Im Vorbeigehen erhaschten sie einen kurzen Blick auf die Schankstube, bevor sie ihr ganz am Ende des langen Flures gelegenes Zimmer erreichten. Einige der Gäste sahen in ihre Richtung, andere waren in laute Gespräche vertieft und nahmen keinerlei Notiz von ihnen. Viele waren über große Krüge gebeugt, die auf den Tischen standen und mit einer dampfenden Flüssigkeit gefüllt waren. Die meisten Männer waren in bunte Gewänder gehüllt, wie sie auch der Wirt an hatte. Manche trugen aber auch schlichte Reisekleidung. Am auffälligsten fand Nathalie jedoch, dass keine Frau in der Gesellschaft zugegen war. Schon waren sie vorbei und schritten den spärlich erhellten Gang entlang.

Als sie gerade dabei waren, die Türe ihres Zimmers hinter sich zu schließen, wünschte der Wirt, der den beiden Frauen nervös ein Stück weit nachgelaufen war, eine gute Nacht, dann eilte er hastig zur Theke zurück, wo er sich vor Erschöpfung auf einen Barhocker fallen ließ. Schweißperlen rannen von seiner Stirn und er war äußerst froh, dass die Neuankömmlinge ihr Zimmer nicht noch einmal verließen, um den Schankraum aufzusuchen. Selbst wenn ihm dabei ein Geschäft entging, war es ihm so tausendmal lieber, als den unheimlichen Frauen nochmal gegenüber treten zu müssen.

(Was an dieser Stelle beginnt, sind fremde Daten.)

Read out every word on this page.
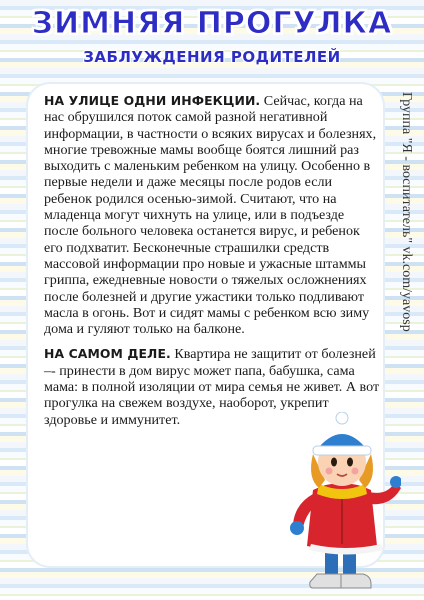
ЗИМНЯЯ ПРОГУЛКА
ЗАБЛУЖДЕНИЯ РОДИТЕЛЕЙ

НА УЛИЦЕ ОДНИ ИНФЕКЦИИ. Сейчас, когда на нас обрушился поток самой разной негативной информации, в частности о всяких вирусах и болезнях, многие тревожные мамы вообще боятся лишний раз выходить с маленьким ребенком на улицу. Особенно в первые недели и даже месяцы после родов если ребенок родился осенью-зимой. Считают, что на младенца могут чихнуть на улице, или в подъезде после больного человека останется вирус, и ребенок его подхватит. Бесконечные страшилки средств массовой информации про новые и ужасные штаммы гриппа, ежедневные новости о тяжелых осложнениях после болезней и другие ужастики только подливают масла в огонь. Вот и сидят мамы с ребенком всю зиму дома и гуляют только на балконе.

НА САМОМ ДЕЛЕ. Квартира не защитит от болезней –- принести в дом вирус может папа, бабушка, сама мама: в полной изоляции от мира семья не живет. А вот прогулка на свежем воздухе, наоборот, укрепит здоровье и иммунитет.

Группа "Я - воспитатель" vk.com/yavosp
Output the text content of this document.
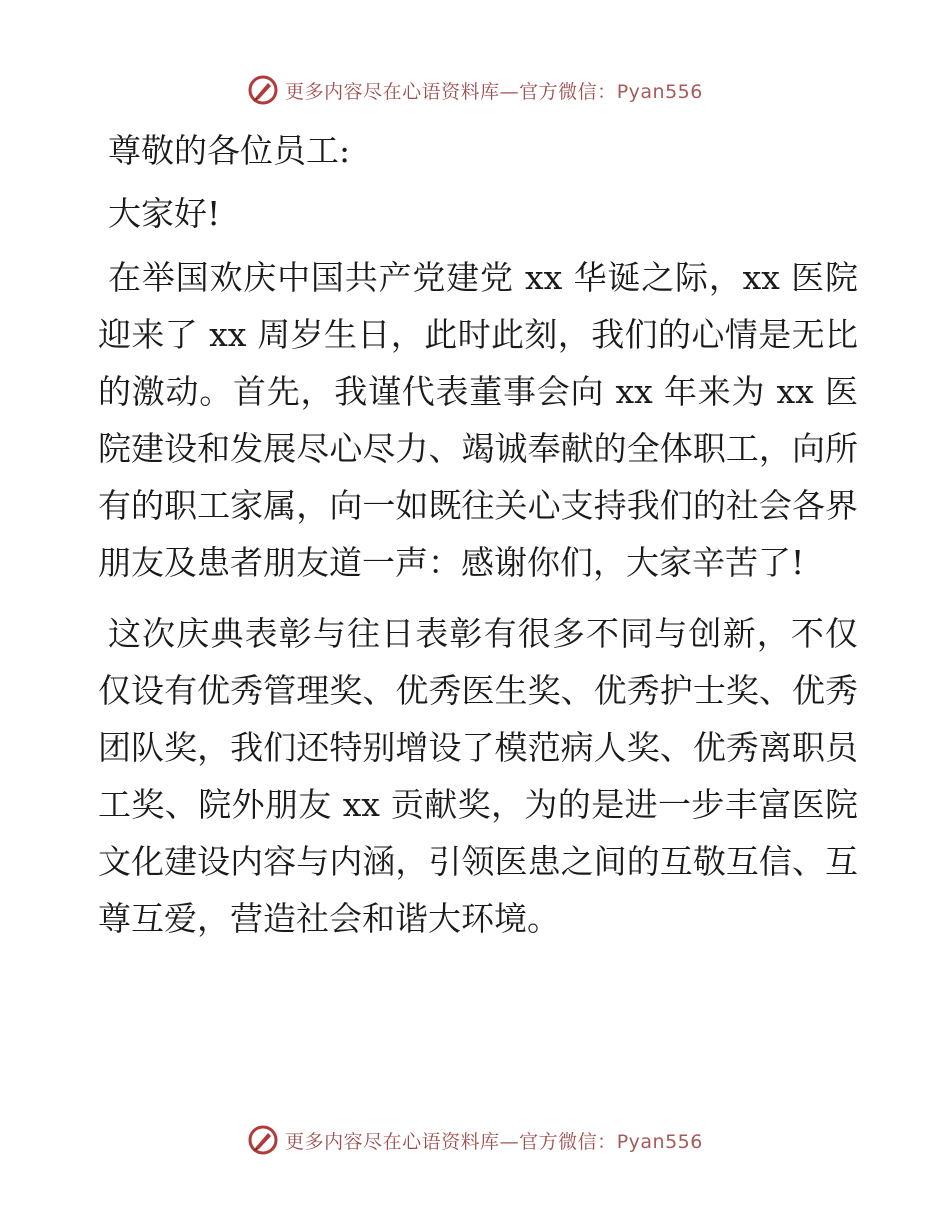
更多内容尽在心语资料库—官方微信：Pyan556

尊敬的各位员工:

大家好!

在举国欢庆中国共产党建党 xx 华诞之际，xx 医院迎来了 xx 周岁生日，此时此刻，我们的心情是无比的激动。首先，我谨代表董事会向 xx 年来为 xx 医院建设和发展尽心尽力、竭诚奉献的全体职工，向所有的职工家属，向一如既往关心支持我们的社会各界朋友及患者朋友道一声：感谢你们，大家辛苦了!

这次庆典表彰与往日表彰有很多不同与创新，不仅仅设有优秀管理奖、优秀医生奖、优秀护士奖、优秀团队奖，我们还特别增设了模范病人奖、优秀离职员工奖、院外朋友 xx 贡献奖，为的是进一步丰富医院文化建设内容与内涵，引领医患之间的互敬互信、互尊互爱，营造社会和谐大环境。

更多内容尽在心语资料库—官方微信：Pyan556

Er hätte selbst nicht sagen können woher seine Furcht rührte. Nur eines wusste er mit Sicherheit: Dass die fürchterlichen Gerüchte, die täglich im Schankraum die Runde machten seine angekratzten Nerven nicht gerade besänftigten.

Kapitel 2

-Verbindungen-

Das Zimmer in dem Nathalie sich wieder fand, war spartanisch eingerichtet und beinhaltete nicht mehr als zwei schmale Einzelbetten und einen kleinen Schrank mit integriertem Spiegel. Da Xenia bereits eines der Betten für sich auserkoren hatte, ließ sie sich auf das frei gebliebene sinken. Leise löschte Xenia die beiden Kerzen in den Glaslaternen, dann legte sie sich noch immer angekleidet unter die sauberen Laken. Sie hatte sogar darauf verzichtet, ihre Stiefel auszuziehen. Mit einem mulmigen Gefühl spähte Nathalie in die Dunkelheit, die ihr viel dichter und schwerer vorkam, als gewöhnlich. Es war nicht schwer zu erraten, dass Xenia jederzeit aufbruchsbereit sein wollte. Als ob sie mit dem schlechtesten aller Fälle rechnete. Vielleicht keine unsinnige Rechnung, entschied Nathalie und tat es dem Beispiel ihrer Begleiterin gleich.